La majorité d’entre eux sont capables de survivre car leurs familles et leurs amis qui travaillent à l’étranger et qui travaillent à l’étranger leur envoient plus de 1,5 milliard de dollars de fonds par an. Il ne s’agit que de l’argent envoyé par les services de virement électronique et les banques, sans compter le grand nombre d’Haïtiens qui apportent de l’argent sur eux pour les remettre lors de leur retour. Donc, en réalité, ces soi-disant capitalistes du marché libre rivalisent vraiment pour leur part de ces envois de fonds, et non pour créer de nouvelles richesses en Haïti. L’argent provenant de milliers d’Haïtiens vivant principalement aux États-Unis, au Canada et en Europe est ensuite redistribué entre les mains de quelques familles qui contrôlent le monopole de l’importation de produits alimentaires, notamment de riz et de haricots.
Un autre principe du système néolibéral est que la libre circulation des capitaux doit rester sans entrave. Les bénéfices de l’élite haïtienne, qui contrôlent ce marché captif et un monopole sur les importations, ne restent pas en Haïti. En règle générale, l’élite haïtienne réinvestit rarement dans l’infrastructure, les impôts dans les pays ou crée de nouvelles entreprises qui pourraient créer plus d’emplois pour des salaires décents. Au lieu de cela, ils réinvestissent leurs bénéfices depuis leur lieu d’origine – aux États-Unis, au Canada et en Europe, où ils sont habitués à acheter des propriétés de luxe, à démarrer des activités offshore ou à siéger dans une banque qui perçoit des intérêts. Il sert également à payer des avocats et des lobbyistes à Washington DC, à New York, à Ottawa, à Paris et à Bruxelles, pour que cet appareil à profits reste intact le plus longtemps possible.
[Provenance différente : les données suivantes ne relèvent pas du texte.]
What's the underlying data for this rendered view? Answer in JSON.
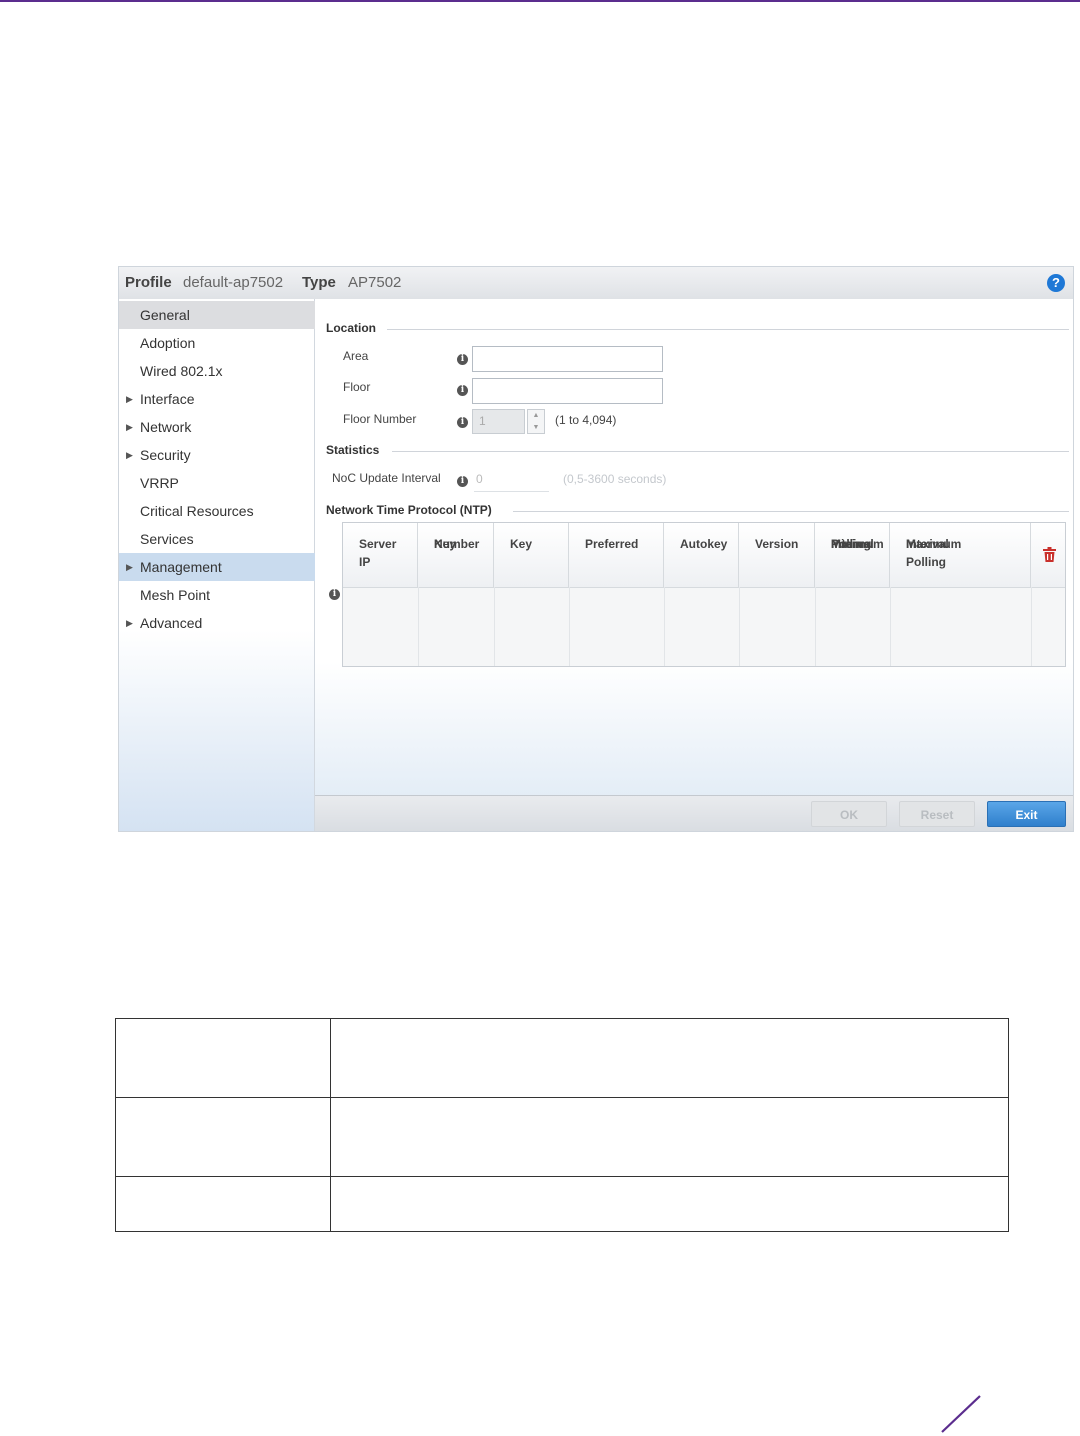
{
  "header": {
    "profile_label": "Profile",
    "profile_value": "default-ap7502",
    "type_label": "Type",
    "type_value": "AP7502",
    "help_glyph": "?"
  },
  "sidebar": {
    "items": [
      {
        "label": "General",
        "expandable": false,
        "state": "selected"
      },
      {
        "label": "Adoption",
        "expandable": false
      },
      {
        "label": "Wired 802.1x",
        "expandable": false
      },
      {
        "label": "Interface",
        "expandable": true
      },
      {
        "label": "Network",
        "expandable": true
      },
      {
        "label": "Security",
        "expandable": true
      },
      {
        "label": "VRRP",
        "expandable": false
      },
      {
        "label": "Critical Resources",
        "expandable": false
      },
      {
        "label": "Services",
        "expandable": false
      },
      {
        "label": "Management",
        "expandable": true,
        "state": "highlighted"
      },
      {
        "label": "Mesh Point",
        "expandable": false
      },
      {
        "label": "Advanced",
        "expandable": true
      }
    ]
  },
  "location": {
    "title": "Location",
    "area_label": "Area",
    "area_value": "",
    "floor_label": "Floor",
    "floor_value": "",
    "floor_number_label": "Floor Number",
    "floor_number_value": "1",
    "floor_number_range": "(1 to 4,094)"
  },
  "statistics": {
    "title": "Statistics",
    "noc_label": "NoC Update Interval",
    "noc_value": "0",
    "noc_range": "(0,5-3600 seconds)"
  },
  "ntp": {
    "title": "Network Time Protocol (NTP)",
    "columns": [
      [
        "Server IP"
      ],
      [
        "Key",
        "Number"
      ],
      [
        "Key"
      ],
      [
        "Preferred"
      ],
      [
        "Autokey"
      ],
      [
        "Version"
      ],
      [
        "Minimum",
        "Polling",
        "Interval"
      ],
      [
        "Maximum Polling",
        "Interval"
      ]
    ],
    "rows": []
  },
  "footer": {
    "ok_label": "OK",
    "reset_label": "Reset",
    "exit_label": "Exit"
  },
  "colors": {
    "accent_blue": "#2f7fcc",
    "selected_nav": "#c9dbee",
    "delete_red": "#c9302c",
    "brand_purple": "#5b2d8e"
  }
}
Ce que les Nations Unies et la communauté internationale ont fait en Haïti, c’est d’institutionnaliser ce système de commerce. Plutôt que de mettre l’accent sur la concurrence réelle et la création de petites et moyennes entreprises en Haïti, ils continuent de travailler avec l’élite riche du pays, ce qui fait partie du problème plus vaste. Cette question fondamentale de l’économie haïtienne n’est résolue en aucune manière et ne peut que conduire à de nouveaux troubles à l’avenir. Pour cette analyse, je dois vraiment reconnaître Antoine Izmery, un homme d’affaires haïtien considéré par l’élite comme un traître à sa classe, et le prêtre catholique Jean-Marie Vincent.
Ils ont tous deux été assassinés au milieu des années 90 pour avoir critiqué l’élite haïtienne et le soutien de la communauté internationale à leur égard, au détriment des intérêts de la majorité pauvre. Vincent a qualifié l’élite haïtienne de monopole prédateur ayant toujours eu recours à la violence et à la corruption pour maintenir le pouvoir et les privilèges de sa classe. Izmery a exhorté les pauvres à créer des collectifs de travailleurs et de consommateurs pour créer leurs propres entreprises et contester le pouvoir de l’élite riche. Bien que beaucoup de choses aient changé depuis leur meurtre, beaucoup de choses sont aussi restées en grande partie les mêmes.